Where Hunting Season fails in technique, acting, effects, and cinematography, it succeeds whole-heartedly in that Plan 9 from Outer Space kind of way. It might not be a great movie, but it is fun, that is for sure. And to be fair, like I said at the beginning, this is definitely a movie whose shortcomings can be traced almost directly to the low budget, as the story, while at times a bit over-stated, isn’t really that bad. It’s just that its execution hit a lot of bumps along the way. And so, to writers Sybil Cummings, Ron Ford, Tim Sullivan (no, not the 2001 Maniacs & Chillerama Tim Sullivan, a different one), and writer/director Jeff Leroy, I send a sincere “thank you” to you all for giving it a shot.
The problem with the old 3D movies is that, without the 3D effects, they often come across as a bit silly. You can see clearly where they are purposely incorporating an action to have it jump off the screen at you, and it gets a little silly. These are in abundance in Hunting Season, that is for sure, from arrows flying through the forest to the cleavage of a stretching woman jutting right into your face. But there are plenty of other over the top aspects and inconsistencies here that provide literally tens of minutes of entertainment. From the camping grounds just yards away from a major highway, to the box of cyanide marked simply “Cyanide,” to the exaggerated dialogue, there’s enough here to keep you satisfied.
For what might be considered by some to be a rape revenge movie, I’ll give Hunting Season this: it’s not overly-gratuitous. Well, the actual assault isn’t, anyway. However, we do get plenty of cut-aways to Sarah’s naughty sex daydreams, usually in what would seem to be completely inopportune moments. And in case we didn’t already hate the dudes for their sexual assault, we get some over the top dialogue from the hunters about how “all women enjoy getting raped” and similar sentiments. But don’t think that I’m singling out that dialogue; no, it’s all pretty ridiculous, really. And that is part of the charm of the movie.

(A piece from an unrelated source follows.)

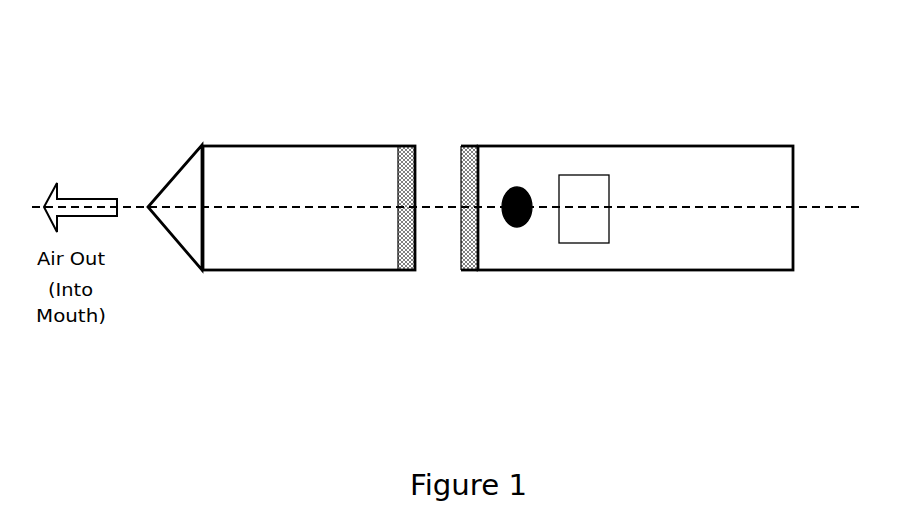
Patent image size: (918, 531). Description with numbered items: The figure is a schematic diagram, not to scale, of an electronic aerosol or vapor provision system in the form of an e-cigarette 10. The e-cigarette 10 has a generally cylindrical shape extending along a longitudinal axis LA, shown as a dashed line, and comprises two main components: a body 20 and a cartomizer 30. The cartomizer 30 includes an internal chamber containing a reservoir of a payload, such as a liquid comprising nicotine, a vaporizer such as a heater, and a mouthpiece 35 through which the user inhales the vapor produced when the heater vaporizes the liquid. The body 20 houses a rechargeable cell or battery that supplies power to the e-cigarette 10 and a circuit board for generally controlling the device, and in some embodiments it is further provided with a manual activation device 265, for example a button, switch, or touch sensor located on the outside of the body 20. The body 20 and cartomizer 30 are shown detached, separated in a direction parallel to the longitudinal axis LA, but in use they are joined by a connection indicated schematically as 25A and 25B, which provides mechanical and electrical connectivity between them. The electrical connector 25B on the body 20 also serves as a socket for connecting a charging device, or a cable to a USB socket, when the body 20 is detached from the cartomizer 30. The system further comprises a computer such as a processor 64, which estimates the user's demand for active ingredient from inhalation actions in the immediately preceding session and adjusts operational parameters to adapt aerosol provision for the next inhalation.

Hunting Season is not a great movie. It stumbles more often than it strides, doing its best with a handful of first-time actors and a shoestring budget. But it does its best, and that is the key here. The gore scenes aren’t amazing, but they’re pretty good, all things considered. There’s enough suspense to keep you interested throughout, then a payoff when we get to the end and what we think is a resolution gets twisted upside down. Sure, there’s some predictability here, but that’s only because we’ve already seen it all. If you find yourself with a Friday night free, a case of beer taking up space in your fridge, and a group of friends with nothing else to do, Hunting Season will do the trick.